Friday, November 10, 2006

Inside this issue:

The Dawning of a New Age - an Overview of the Age Discrimination Regulations

1 October 2006 saw the dawning of a new age in discrimination law with the Employment Equality (Age Discrimination) Regulations 2006 (“the Regulations”) coming into force. These prevent direct or
indirect discrimination, victimisation and harassment against a worker on the grounds of their age or “apparent age”.

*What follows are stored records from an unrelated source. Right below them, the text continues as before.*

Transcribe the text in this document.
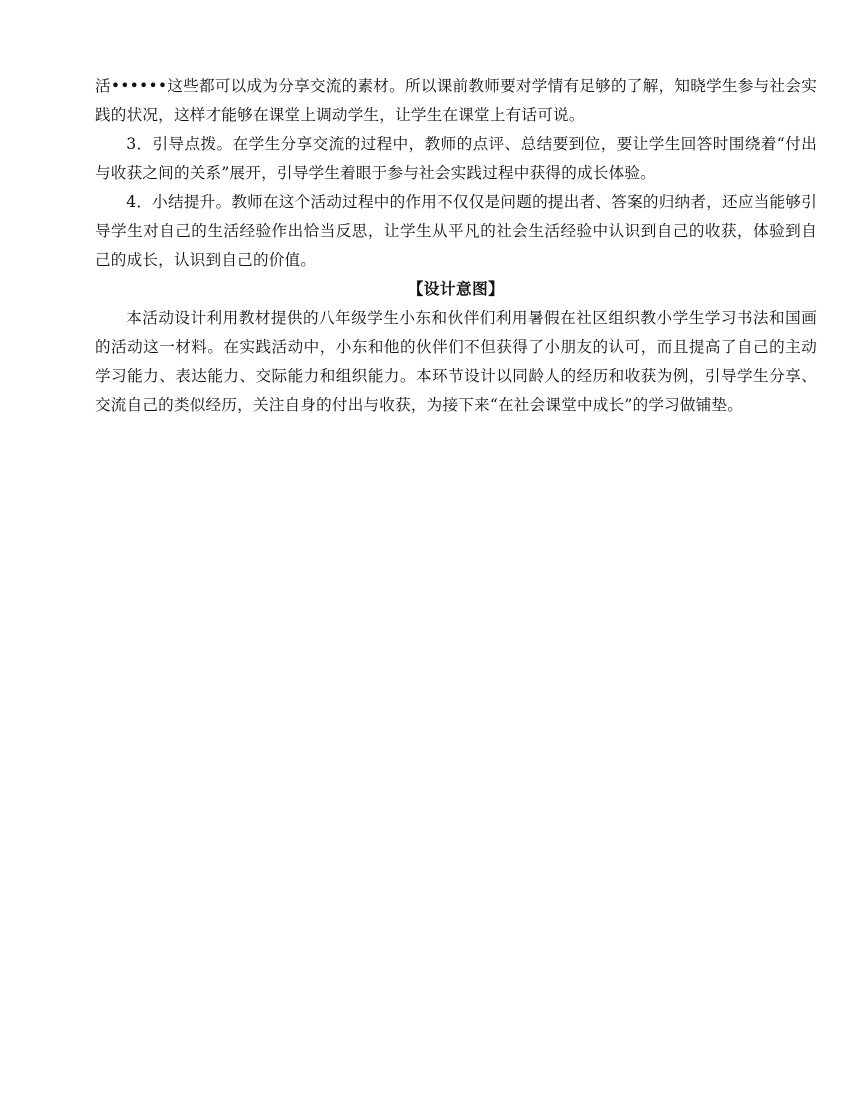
活••••••这些都可以成为分享交流的素材。所以课前教师要对学情有足够的了解，知晓学生参与社会实践的状况，这样才能够在课堂上调动学生，让学生在课堂上有话可说。

3．引导点拨。在学生分享交流的过程中，教师的点评、总结要到位，要让学生回答时围绕着“付出与收获之间的关系”展开，引导学生着眼于参与社会实践过程中获得的成长体验。

4．小结提升。教师在这个活动过程中的作用不仅仅是问题的提出者、答案的归纳者，还应当能够引导学生对自己的生活经验作出恰当反思，让学生从平凡的社会生活经验中认识到自己的收获，体验到自己的成长，认识到自己的价值。

【设计意图】

本活动设计利用教材提供的八年级学生小东和伙伴们利用暑假在社区组织教小学生学习书法和国画的活动这一材料。在实践活动中，小东和他的伙伴们不但获得了小朋友的认可，而且提高了自己的主动学习能力、表达能力、交际能力和组织能力。本环节设计以同龄人的经历和收获为例，引导学生分享、交流自己的类似经历，关注自身的付出与收获，为接下来“在社会课堂中成长”的学习做铺垫。
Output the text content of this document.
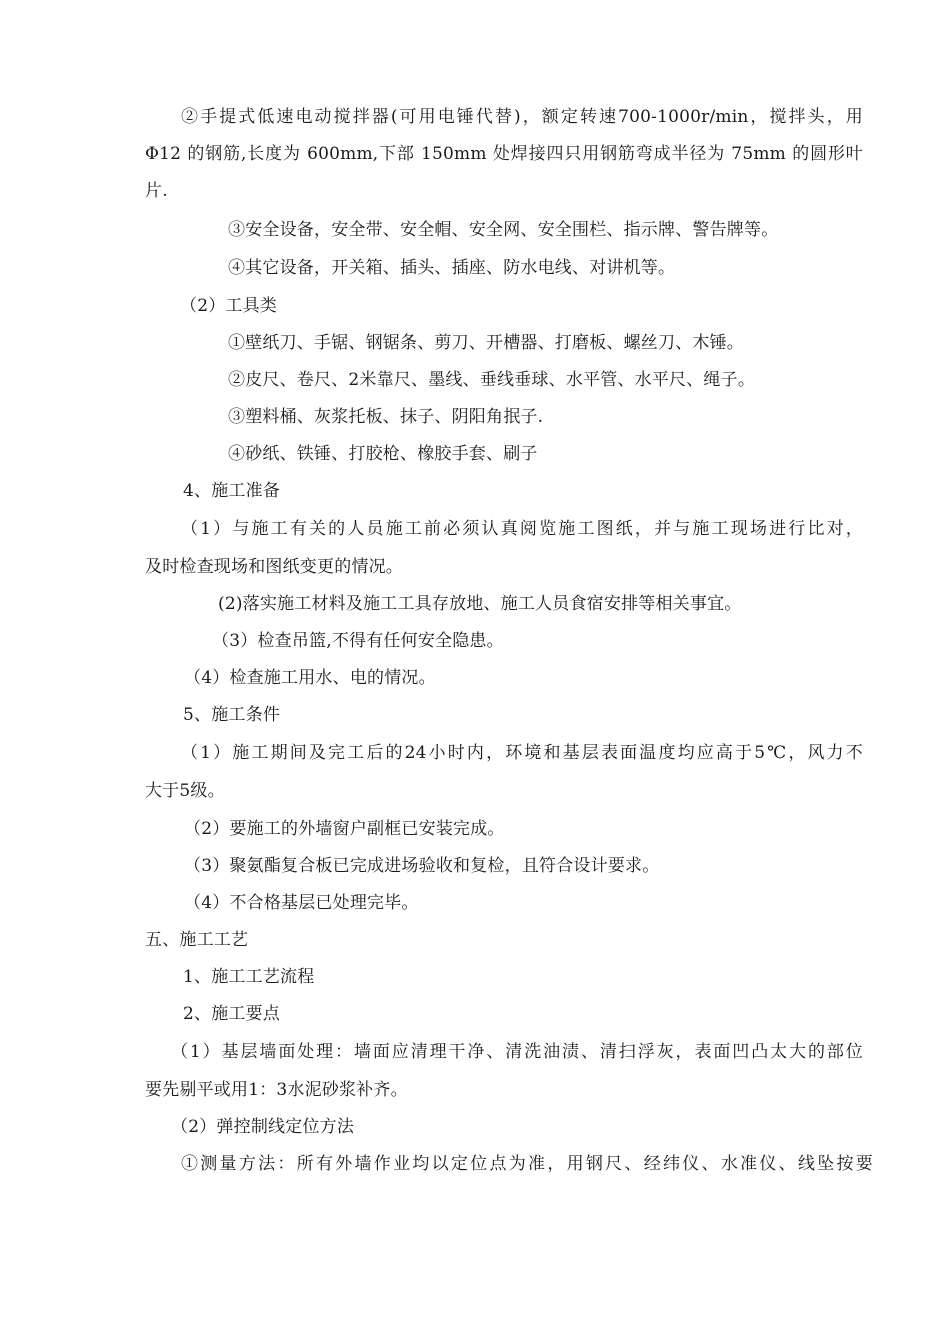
②手提式低速电动搅拌器(可用电锤代替)，额定转速700-1000r/min，搅拌头，用
Φ12 的钢筋,长度为 600mm,下部 150mm 处焊接四只用钢筋弯成半径为 75mm 的圆形叶
片.
③安全设备，安全带、安全帽、安全网、安全围栏、指示牌、警告牌等。
④其它设备，开关箱、插头、插座、防水电线、对讲机等。
（2）工具类
①壁纸刀、手锯、钢锯条、剪刀、开槽器、打磨板、螺丝刀、木锤。
②皮尺、卷尺、2米靠尺、墨线、垂线垂球、水平管、水平尺、绳子。
③塑料桶、灰浆托板、抹子、阴阳角抿子.
④砂纸、铁锤、打胶枪、橡胶手套、刷子
4、施工准备
（1）与施工有关的人员施工前必须认真阅览施工图纸，并与施工现场进行比对，
及时检查现场和图纸变更的情况。
(2)落实施工材料及施工工具存放地、施工人员食宿安排等相关事宜。
（3）检查吊篮,不得有任何安全隐患。
（4）检查施工用水、电的情况。
5、施工条件
（1）施工期间及完工后的24小时内，环境和基层表面温度均应高于5℃，风力不
大于5级。
（2）要施工的外墙窗户副框已安装完成。
（3）聚氨酯复合板已完成进场验收和复检，且符合设计要求。
（4）不合格基层已处理完毕。
五、施工工艺
1、施工工艺流程
2、施工要点
（1）基层墙面处理：墙面应清理干净、清洗油渍、清扫浮灰，表面凹凸太大的部位
要先剔平或用1：3水泥砂浆补齐。
（2）弹控制线定位方法
①测量方法：所有外墙作业均以定位点为准，用钢尺、经纬仪、水准仪、线坠按要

They introduce a National Default Retirement Age of 65. Employers cannot force someone to retire before then, unless this is objectively justified by a “genuine occupation requirement”. However, this will be very difficult to prove. All employees have the right to request to work beyond the age of 65 or any later retirement age set by the Company. In this regard:-

  • Employers must give at least 6 months written notice to employees of their intended retirement date.
  • Employers have a duty to consider any request which will involve meeting with employees.
  • Employees have a right of appeal if they are dissatisfied with the employer’s decision.

There are transitional provisions dealing with those employees retiring after 1 October but before 1 April 2007.

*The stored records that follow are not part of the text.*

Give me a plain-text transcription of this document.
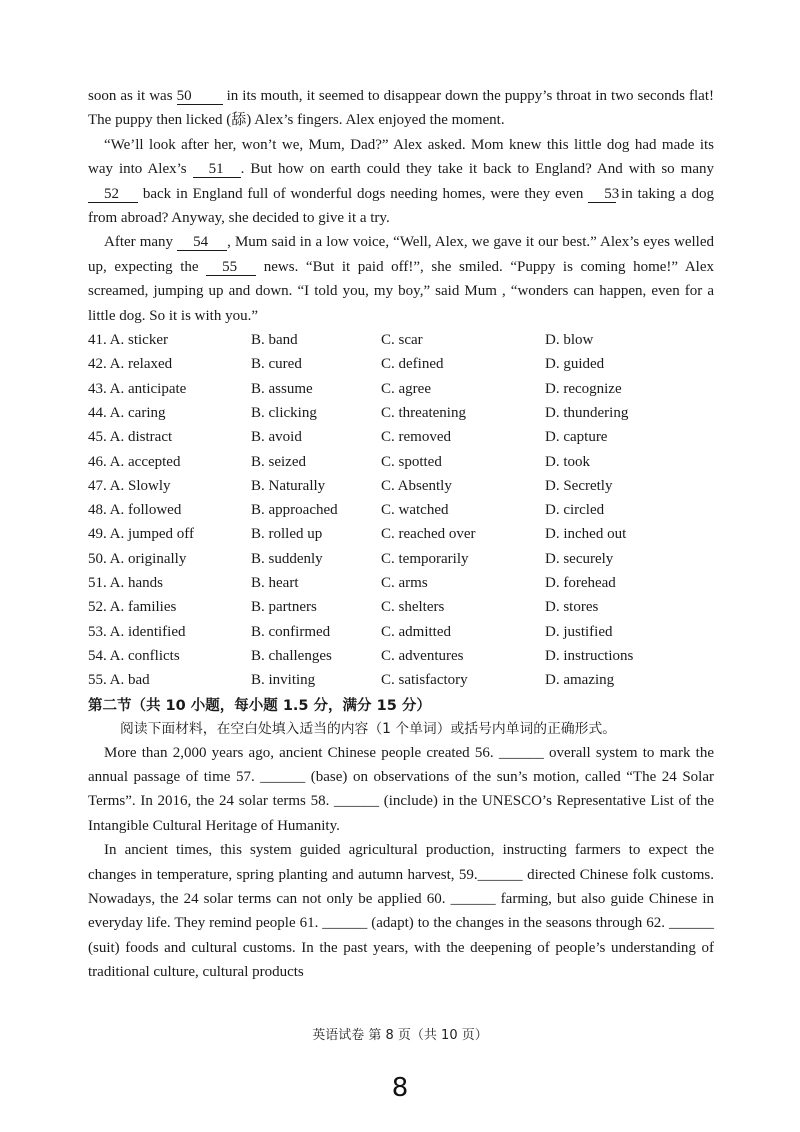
soon as it was 50 in its mouth, it seemed to disappear down the puppy’s throat in two seconds flat! The puppy then licked (舔) Alex’s fingers. Alex enjoyed the moment.

“We’ll look after her, won’t we, Mum, Dad?” Alex asked. Mom knew this little dog had made its way into Alex’s 51 . But how on earth could they take it back to England? And with so many 52 back in England full of wonderful dogs needing homes, were they even 53 in taking a dog from abroad? Anyway, she decided to give it a try.

After many 54 , Mum said in a low voice, “Well, Alex, we gave it our best.” Alex’s eyes welled up, expecting the 55 news. “But it paid off!”, she smiled. “Puppy is coming home!” Alex screamed, jumping up and down. “I told you, my boy,” said Mum , “wonders can happen, even for a little dog. So it is with you.”

41. A. sticker	B. band	C. scar	D. blow
42. A. relaxed	B. cured	C. defined	D. guided
43. A. anticipate	B. assume	C. agree	D. recognize
44. A. caring	B. clicking	C. threatening	D. thundering
45. A. distract	B. avoid	C. removed	D. capture
46. A. accepted	B. seized	C. spotted	D. took
47. A. Slowly	B. Naturally	C. Absently	D. Secretly
48. A. followed	B. approached	C. watched	D. circled
49. A. jumped off	B. rolled up	C. reached over	D. inched out
50. A. originally	B. suddenly	C. temporarily	D. securely
51. A. hands	B. heart	C. arms	D. forehead
52. A. families	B. partners	C. shelters	D. stores
53. A. identified	B. confirmed	C. admitted	D. justified
54. A. conflicts	B. challenges	C. adventures	D. instructions
55. A. bad	B. inviting	C. satisfactory	D. amazing

第二节（共 10 小题，每小题 1.5 分，满分 15 分）

阅读下面材料，在空白处填入适当的内容（1 个单词）或括号内单词的正确形式。

More than 2,000 years ago, ancient Chinese people created 56. ______ overall system to mark the annual passage of time 57. ______ (base) on observations of the sun’s motion, called “The 24 Solar Terms”. In 2016, the 24 solar terms 58. ______ (include) in the UNESCO’s Representative List of the Intangible Cultural Heritage of Humanity.

In ancient times, this system guided agricultural production, instructing farmers to expect the changes in temperature, spring planting and autumn harvest, 59.______ directed Chinese folk customs. Nowadays, the 24 solar terms can not only be applied 60. ______ farming, but also guide Chinese in everyday life. They remind people 61. ______ (adapt) to the changes in the seasons through 62. ______ (suit) foods and cultural customs. In the past years, with the deepening of people’s understanding of traditional culture, cultural products

英语试卷 第 8 页（共 10 页）
8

Failure to follow the proper procedures may result in the dismissal being automatically unfair and an additional award can be granted where the minimum notice has not been given.

The upper age limit of 65 for unfair dismissal claims and entitlement to redundancy payments has been removed.

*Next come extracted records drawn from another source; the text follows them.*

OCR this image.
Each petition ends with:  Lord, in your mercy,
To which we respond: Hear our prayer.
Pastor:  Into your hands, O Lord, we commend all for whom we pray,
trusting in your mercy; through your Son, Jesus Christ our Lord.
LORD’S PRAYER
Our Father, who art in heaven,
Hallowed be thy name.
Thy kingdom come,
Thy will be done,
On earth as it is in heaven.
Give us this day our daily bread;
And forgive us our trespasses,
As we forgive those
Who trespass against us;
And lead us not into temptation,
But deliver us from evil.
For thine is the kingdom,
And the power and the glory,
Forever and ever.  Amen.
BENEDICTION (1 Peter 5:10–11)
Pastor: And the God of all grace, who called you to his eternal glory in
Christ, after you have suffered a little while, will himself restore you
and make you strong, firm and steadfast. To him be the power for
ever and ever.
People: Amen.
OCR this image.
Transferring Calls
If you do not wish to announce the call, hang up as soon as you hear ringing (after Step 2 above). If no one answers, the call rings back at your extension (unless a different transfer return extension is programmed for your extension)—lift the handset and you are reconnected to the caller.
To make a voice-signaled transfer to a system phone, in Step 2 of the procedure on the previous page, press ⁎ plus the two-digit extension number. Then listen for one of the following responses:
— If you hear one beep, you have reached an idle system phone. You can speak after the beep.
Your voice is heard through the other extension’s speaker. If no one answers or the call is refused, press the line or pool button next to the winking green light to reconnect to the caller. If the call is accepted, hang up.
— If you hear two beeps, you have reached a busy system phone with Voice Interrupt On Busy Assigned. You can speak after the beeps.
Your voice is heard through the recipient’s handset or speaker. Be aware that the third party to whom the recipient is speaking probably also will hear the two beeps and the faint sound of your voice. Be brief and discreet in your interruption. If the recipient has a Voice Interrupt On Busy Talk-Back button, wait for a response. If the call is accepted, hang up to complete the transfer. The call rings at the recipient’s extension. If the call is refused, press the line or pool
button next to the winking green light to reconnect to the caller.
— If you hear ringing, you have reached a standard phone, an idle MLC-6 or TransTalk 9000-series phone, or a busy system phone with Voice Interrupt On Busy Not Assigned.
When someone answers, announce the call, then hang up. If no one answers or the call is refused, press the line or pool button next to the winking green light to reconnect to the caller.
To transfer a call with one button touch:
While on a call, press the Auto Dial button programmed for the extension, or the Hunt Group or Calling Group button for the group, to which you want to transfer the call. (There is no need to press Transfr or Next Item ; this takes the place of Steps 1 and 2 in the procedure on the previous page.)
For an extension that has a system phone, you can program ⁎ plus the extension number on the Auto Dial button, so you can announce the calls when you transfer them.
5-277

Benefits linked to length of service of 5 years or more are now discriminatory. However, they can be justified if they are made with the intention of “encouraging the loyalty or motivation or rewarding the experience” of staff. In practice, therefore, employers must address the question of why they insist on a minimum of 5 years’ qualifying service. They must also be able to satisfy the requirement that awarding the benefit with a minimum of 5 years service requirement is not a “disproportionate means of achieving a legitimate aim”.

A number of issues arise out of the Regulations relating to recruitment. These are:-

  • Asking for a date of birth on an application form is not strictly discriminatory however, should be avoided.
  • Employers must be careful when advertising for applicants, avoiding words such as “youthful”;
    “experienced”; “energetic”; “mature”.
  • Avoid requirements for a particular qualification or form of training which, because of the recent date of its introduction, older workers are less likely to possess.
  • Under the Regulations employers may be liable for the actions of employment agencies acting on their behalf. Where an agency is used, employers must ensure that they act in accordance with the regulations and any equality/diversity policy.

The Regulations have a wide applicability – employees, workers, trainees, job applicants
and other categories of workers.

Age Discrimination - Some Unanswered Questions

It is not clear what type of analysis will be required in determining whether service related benefits are, in fact, a proportionate means of achieving a legitimate aim.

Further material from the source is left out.